May
8
I love Eric Ward. Coolest link builder out there. I have read every article by him. Any guy who gets to email a Yahoo founder in his student account about opening the Web Promotion section of Yahoo Directory is a Godfather of Internet marketing in my book. Having said that, and knowing his busy schedule, I just wanted to give him an SEO tip through my blog.
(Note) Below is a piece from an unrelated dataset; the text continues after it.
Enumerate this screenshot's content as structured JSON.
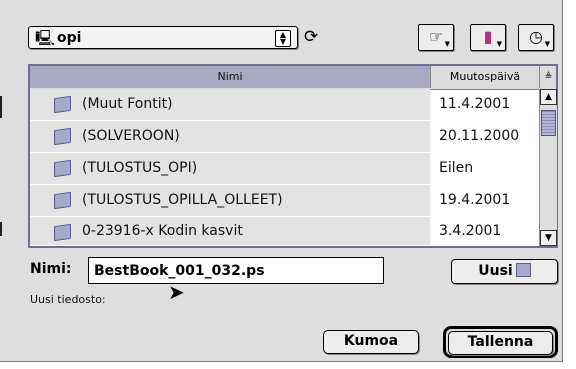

Please 301 redirect netpost.com to www.ericward.com to prevent duplicate content and get your website power up. It really is SEO 101 and I know you dont care about your site as much (as you probably get more referrals than any of us in SEO business but I just had to say it). I guess after you do this business for a while small things bother you a lot (and this is one of the pet peeves for me). Anyhow let’s count this as a lesson to people who want to learn SEO. To prevent any duplicate content issues and to maximize your link power to a website you should 301 redirect all domain names pointing to the webpages of the website that they want the domains to be redirected to. Have a wonderful day from your big fan, Eric.
Comments
2 Responses to “When Netpost.com becomes EricWard.com”
Leave a Reply
Hi Mert. I know I know. I’ve wondered for years what would happen if I 301′d it, but then I have seen other cases where the 301 caused really unexpected and unintended things to happen. So I figure if it aint broke, don’t fix it. I rank 1st at G/Y/L/A for the phrase that matters most to me, so I hesitate to do it. I think I’m safe because the domains have both been live since before there were ANY crawlers, so my intent was never to have dupe content. It was for people who typed in ericward.com looking for me that hadn’t heard of netpost.
What’s your opinion on the realized impact of doing a 301 vs the potential unintended cons.?
Eric,
You are one of the few people in this business whose name is more well know than their successful business (Rand and Danny are others).
I feel like a student lecturing a teacher here but here are some facts
#1 Number of Inbound links to Ericward.com outweight netpost.com 25 to 1. (13K+ to 500+)
#2 When you search for “netpost.com” in Google you show up at #7 (and not even the home page but a page from awards95.html) which means Google could not care less about that domain. The only reason that page is ranking is that it is getting links from your (ericward.com domain) overview.html, press.html, netpost.html, and /news/ pages which brings me to point #3
#3 You still have links pointing to netpost.com urls from ericward.com urls encouraging duplicate content more within your own website. That is probably hurting you rather than helping you.
#4 If you were my client, I would say make an internal linking standard within your website (all urls pointing to ericward.com rather than netpost.com).
From an SEO point of view, I strongly doubt, it will hurt you to 301 your domain but again there are more things in life than SEO which brings me to #5
#5 a)There are issues such as brand management, traditional company url promotions and marketing programs to consider which I might not be aware of (as you are not my client). I am pretty sure your website has a lot more referral traffic than search engine traffic.
b) I know, I know, don’t fix it if it aint broke is the line of logic, but I would not call myself a good SEO if I played it safe every time.
c) honestly given the authority of your site, 500+ links being 301 redirected wont make or break you either way (may be get you a few ranks up for the keyword link building.. a huge maybe).
If you ask me (strictly from an SEO point of view) I would say do the 301, but again I am not the one managing your company’s offline brand image campaign, you are. Geesh I just felt like a third grader sweating through an unannounced oral exam in front of his teacher (teacher being the mighty LinkMoses)
Thank you for honoring my blog, Eric. If you ever stop by Chicago drop me a line. I would be honored to take you for Chicago style pizza or hot dog. Anyhow, at least let me buy a coffee. I look forward to seeing your action on the subject.